The ‘dfs(integer x, integer y)’ function to mark all the cities connected to ‘(x, y)’:

• Initialize a 2D array ‘dir[4][2] = [ [0, 1], [1, 0], [0, -1], [-1, 0] ]’. Use it to move to the adjacent cell in ‘GRID’.
• Set ‘seen[x][y] = True’.
• Run a loop where ‘i’ ranges from ‘0’ to ‘3’, to move to the adjacent cities:
  • Set ‘newX = x + dir[i][0]’ and ‘newY = y + dir[i][1]’. This is the location of the cell adjacent to ‘(x, y)’.
  • If ‘newX >= 0’ and ‘newX < n’ and ‘newY >= 0’ and ‘newY < n’, then ‘(newX, newY)’ is a valid cell:
    • If ‘GRID[newX][newY] == 1’ and ‘seen[newX][newY] == False’, then move to the new city:
      • ‘dfs(newX, newY)’.

Algorithm:

• If ‘isDisconnected() == True’, then the ‘GRID’ is already disconnected:
  • Return ‘0’ as the answer.
• Run a loop where ‘i’ ranges from ‘0’ to ‘N - 1’:
  • Run a loop where ‘j’ ranges from ‘0’ to ‘M - 1’:
    • If ‘GRID[i][j] == 1’, then:
      • Set ‘GRID[i][j] = 0’. Remove the city from ‘GRID’.
      • If ‘isDisconnected() == True’, then the ‘GRID’ has become disconnected:
        • Return ‘1’ as the answer.
      • Set ‘GRID[i][j] = 1’. Insert the city back into the ‘GRID’.
• Return ‘2’ as the answer. As the ‘GRID’ cannot be disconnected by removing one city.

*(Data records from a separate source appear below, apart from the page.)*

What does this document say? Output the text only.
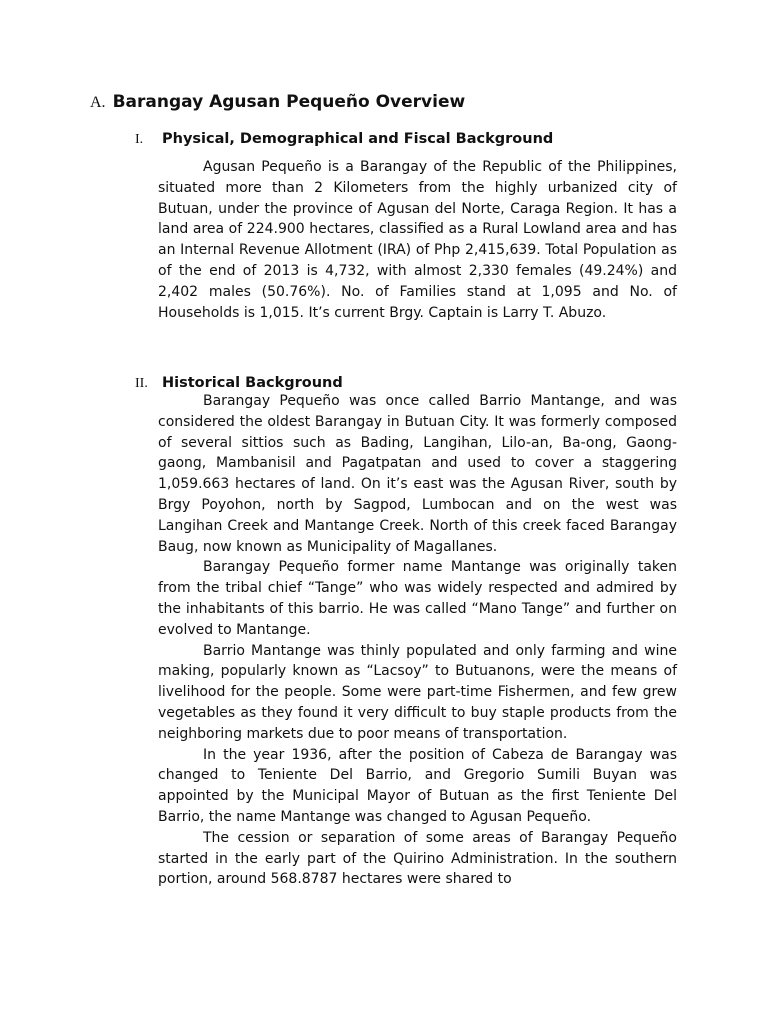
A. Barangay Agusan Pequeño Overview
I. Physical, Demographical and Fiscal Background

Agusan Pequeño is a Barangay of the Republic of the Philippines, situated more than 2 Kilometers from the highly urbanized city of Butuan, under the province of Agusan del Norte, Caraga Region. It has a land area of 224.900 hectares, classified as a Rural Lowland area and has an Internal Revenue Allotment (IRA) of Php 2,415,639. Total Population as of the end of 2013 is 4,732, with almost 2,330 females (49.24%) and 2,402 males (50.76%). No. of Families stand at 1,095 and No. of Households is 1,015. It’s current Brgy. Captain is Larry T. Abuzo.

II. Historical Background

Barangay Pequeño was once called Barrio Mantange, and was considered the oldest Barangay in Butuan City. It was formerly composed of several sittios such as Bading, Langihan, Lilo-an, Ba-ong, Gaong-gaong, Mambanisil and Pagatpatan and used to cover a staggering 1,059.663 hectares of land. On it’s east was the Agusan River, south by Brgy Poyohon, north by Sagpod, Lumbocan and on the west was Langihan Creek and Mantange Creek. North of this creek faced Barangay Baug, now known as Municipality of Magallanes.

Barangay Pequeño former name Mantange was originally taken from the tribal chief “Tange” who was widely respected and admired by the inhabitants of this barrio. He was called “Mano Tange” and further on evolved to Mantange.

Barrio Mantange was thinly populated and only farming and wine making, popularly known as “Lacsoy” to Butuanons, were the means of livelihood for the people. Some were part-time Fishermen, and few grew vegetables as they found it very difficult to buy staple products from the neighboring markets due to poor means of transportation.

In the year 1936, after the position of Cabeza de Barangay was changed to Teniente Del Barrio, and Gregorio Sumili Buyan was appointed by the Municipal Mayor of Butuan as the first Teniente Del Barrio, the name Mantange was changed to Agusan Pequeño.

The cession or separation of some areas of Barangay Pequeño started in the early part of the Quirino Administration. In the southern portion, around 568.8787 hectares were shared to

O((N*M)^2), where ‘N’ is the number of rows in ‘GRID’, and ‘M’ is the number of columns in ‘GRID’.

In the worst-case scenario, there are ‘O(N*M)’ cities. For each city, we check if the ‘GRID’ becomes disconnected after removing it in ‘O(N*M)’. Thus, the time complexity is ‘O((N*M)^2)’.

O(N*M), where ‘N’ is the number of rows in ‘GRID’, and ‘M’ is the number of columns in ‘GRID’.

The DFS stack size will be equal to the number of cities, i.e., ‘O(N*M)’. The ‘seen’ array also needs ‘O(N*M)’ space.